Когда сотня галопом влетела в хутор, немецкие связисты уже тянули кабель от прасольского дома, где расположился штаб, к станции. Автономов утешил себя мыслью, что все же список был в его руках, и еще раз похвалил себя за предусмотрительность. Мысль, что придется чинить расправу в хуторе, где его знали с малых лет и где жил его отец-священник, на минуту покоробила и даже испугала его. Но честолюбивое желание увенчать себя новыми лаврами и тем заслужить более высокую честь у командования заглушило эту мысль.

Его не смущало то, что он, по существу, выполнял волю германского командования, и старался убедить себя, что действует по указанию ставки Краснова.

Измученный долгим переходом и бессонными ночами, запыленный и помятый, он остановил сотню у здания школы.

Никто не встречал победителей. Улицы были безлюдны.

Отобрав пять наиболее свирепых карателей, он приказал своему помощнику вести сотню к площади.

Одетый в старую слинялую до голубизны венгерку, кривоногий казак спрыгнул с коня, подошел к начальнику.

— Дозвольте, господин хорунжий, и мне поехать с вами, — взяв под козырек, обратился он к Автономову. Огненно-рыжая, чуть ли не до пояса, борода его, какими щеголяют на Нижнедонье старообрядцы, скрадывала наполовину лицо.

— Ты что, Сидельников? — точно не расслышав вопроса, холодно спросил Автономов.

— Разрешите, господин хорунжий, поехать, — бабьим, жидким голосом попросил казак. — Хочу проведать родичей.
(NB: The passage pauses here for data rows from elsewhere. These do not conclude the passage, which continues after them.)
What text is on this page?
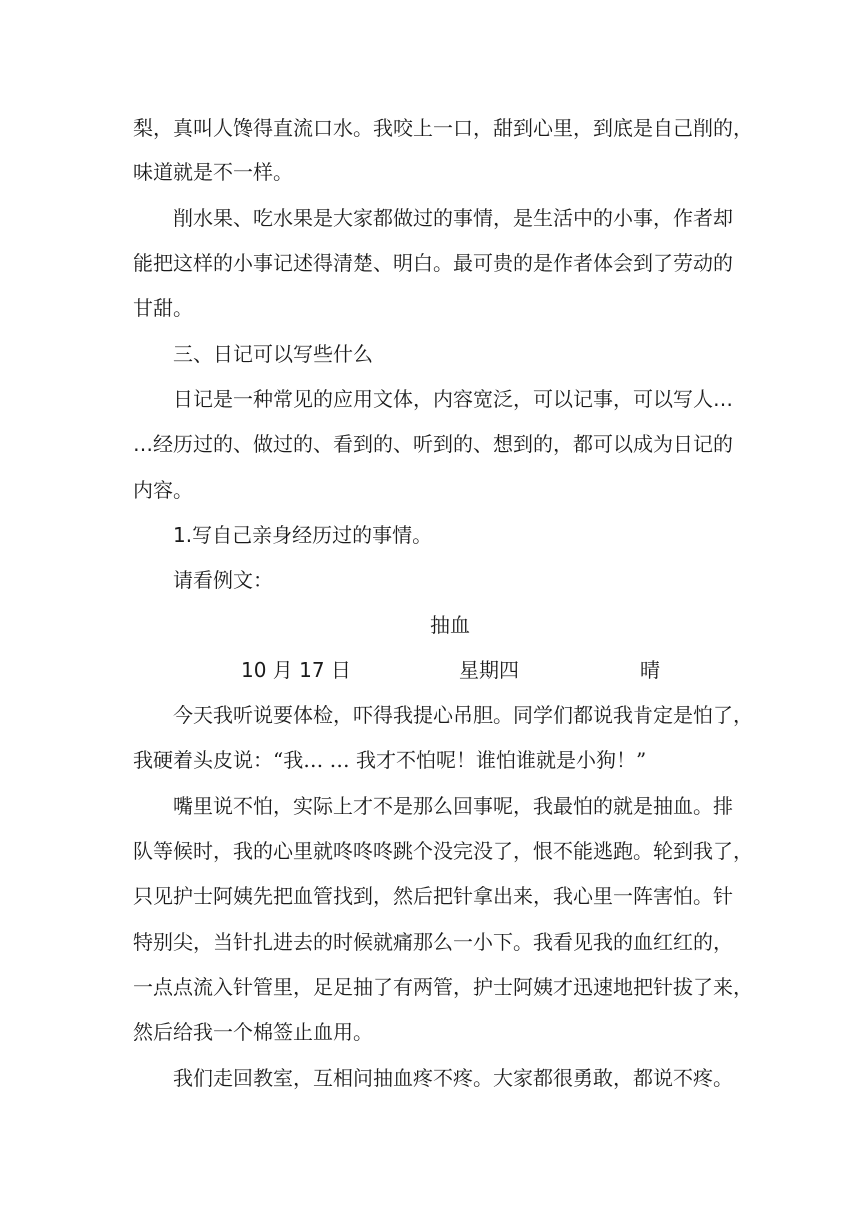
梨，真叫人馋得直流口水。我咬上一口，甜到心里，到底是自己削的，
味道就是不一样。
削水果、吃水果是大家都做过的事情，是生活中的小事，作者却
能把这样的小事记述得清楚、明白。最可贵的是作者体会到了劳动的
甘甜。
三、日记可以写些什么
日记是一种常见的应用文体，内容宽泛，可以记事，可以写人…
…经历过的、做过的、看到的、听到的、想到的，都可以成为日记的
内容。
1.写自己亲身经历过的事情。
请看例文：
抽血
10 月 17 日	星期四	晴
今天我听说要体检，吓得我提心吊胆。同学们都说我肯定是怕了，
我硬着头皮说：“我… … 我才不怕呢！谁怕谁就是小狗！”
嘴里说不怕，实际上才不是那么回事呢，我最怕的就是抽血。排
队等候时，我的心里就咚咚咚跳个没完没了，恨不能逃跑。轮到我了，
只见护士阿姨先把血管找到，然后把针拿出来，我心里一阵害怕。针
特别尖，当针扎进去的时候就痛那么一小下。我看见我的血红红的，
一点点流入针管里，足足抽了有两管，护士阿姨才迅速地把针拔了来，
然后给我一个棉签止血用。
我们走回教室，互相问抽血疼不疼。大家都很勇敢，都说不疼。
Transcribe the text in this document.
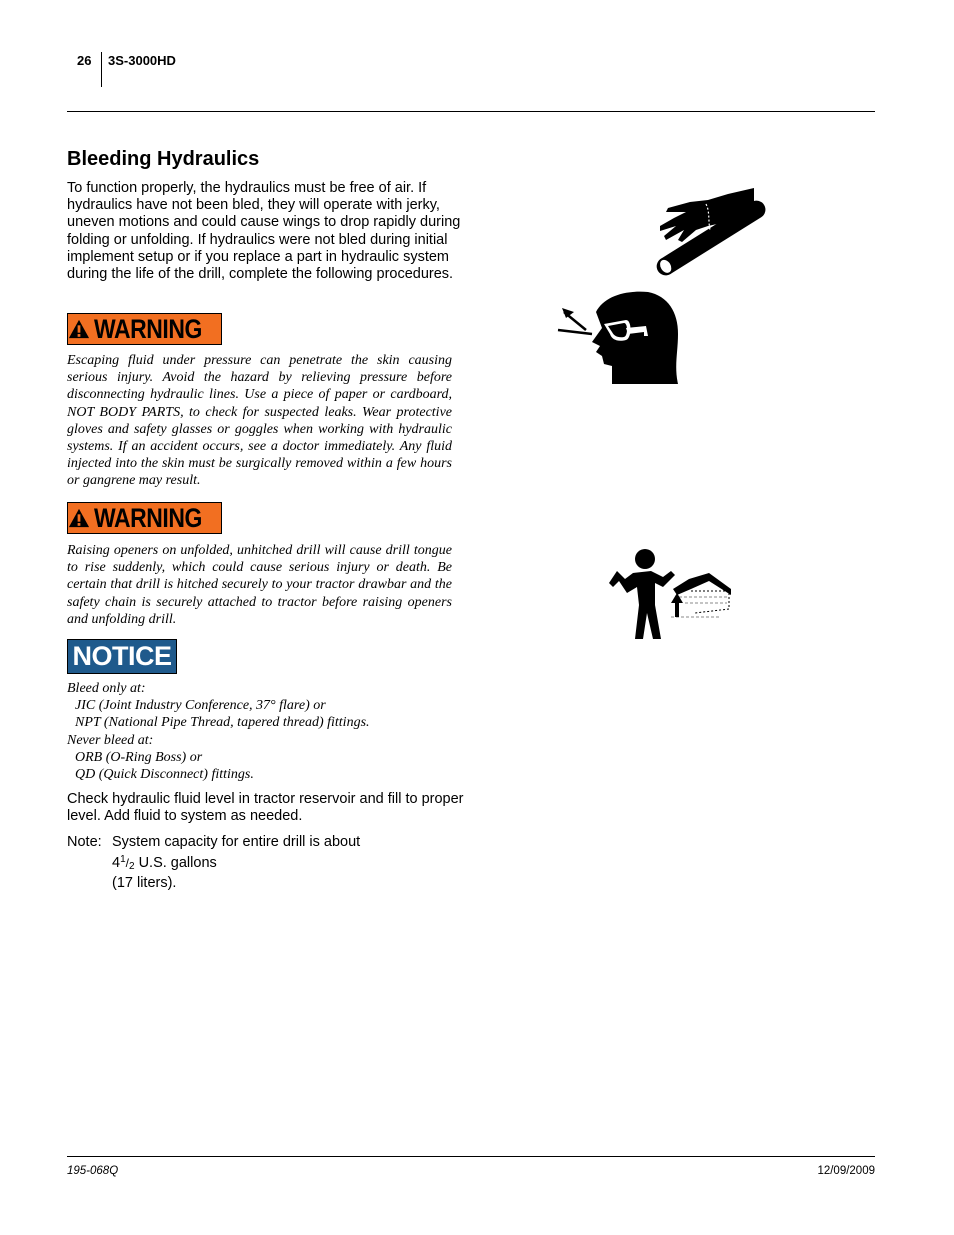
26 3S-3000HD
Bleeding Hydraulics
To function properly, the hydraulics must be free of air. If hydraulics have not been bled, they will operate with jerky, uneven motions and could cause wings to drop rapidly during folding or unfolding. If hydraulics were not bled during initial implement setup or if you replace a part in hydraulic system during the life of the drill, complete the following procedures.
WARNING
Escaping fluid under pressure can penetrate the skin causing serious injury. Avoid the hazard by relieving pressure before disconnecting hydraulic lines. Use a piece of paper or cardboard, NOT BODY PARTS, to check for suspected leaks. Wear protective gloves and safety glasses or goggles when working with hydraulic systems. If an accident occurs, see a doctor immediately. Any fluid injected into the skin must be surgically removed within a few hours or gangrene may result.
WARNING
Raising openers on unfolded, unhitched drill will cause drill tongue to rise suddenly, which could cause serious injury or death. Be certain that drill is hitched securely to your tractor drawbar and the safety chain is securely attached to tractor before raising openers and unfolding drill.
NOTICE
Bleed only at:
JIC (Joint Industry Conference, 37° flare) or
NPT (National Pipe Thread, tapered thread) fittings.
Never bleed at:
ORB (O-Ring Boss) or
QD (Quick Disconnect) fittings.
Check hydraulic fluid level in tractor reservoir and fill to proper level. Add fluid to system as needed.
Note: System capacity for entire drill is about
$4^1/_2$ U.S. gallons
(17 liters).
195-068Q	12/09/2009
— Ладно, поезжай, — сухо ответил Автономов и развернул лист.

Первым в списке значился Карнаухов, за ним — Павел Чекусов и Яков Малахов. Команда, густо пыля, въехала в узкий проулок.


Напуганные появлением немцев, перестрелкой их с отступавшими ватажниками, Липа, Федора и Варюшка, запыхавшись, прибежали домой. Липа пугливо металась по хате, прижимая к себе ребенка. Она то подбегала к окну, всматриваясь в займище, то обращала взор к дощатой иконе в углу. Боязнь за жизнь маленького Егорки и Анисима окончательно лишили ее мужества.

Одна Варюшка не обнаруживала страха и поминутно выбегала во двор. Ее подмывало детское любопытство.

Вдруг из переулка, огибавшего рыбные промыслы, вырвалась группа всадников. Варюшка притаилась за калиткой, смотрела в продранную в камыше щель.

Дроздовцы подскакали к воротам, спешились, срывая из-за спин винтовки.

Варюшка отскочила от калитки. Пятеро карателей оцепили двор. Варюшка бросилась бежать, но у самой двери хаты ее настиг бородатый вахмистр, схватил за воротник кофточки, поднял, как котенка, швырнул на землю. Варюшка тоненько взвизгнула, схватившись за голову, поползла на четвереньках к сараю. Ее снова настиг вахмистр, толкнув в сени, предостерег:

— Ты, девка, сиди тут и не пикни, а то голову оторву!

Автономов и Сидельников вскочили в хату. Автономов сжимал в руке наган. Но того, кого искали, давно не было. Прямо перед Автономовым, бледная, с широко раскрытыми глазами стояла Федора. У полутемной божницы, прижав к себе Егорку, сидела Липа.

Сидельников сунул шашкой под кровать, перерыл в спальне убогие лохмотья и даже заглянул в печь, поковырял в трубе.

— Отставить! — резко прикрикнул на него Автономов. Он уже понял — дичь улетела, и решил действовать более рассудительно.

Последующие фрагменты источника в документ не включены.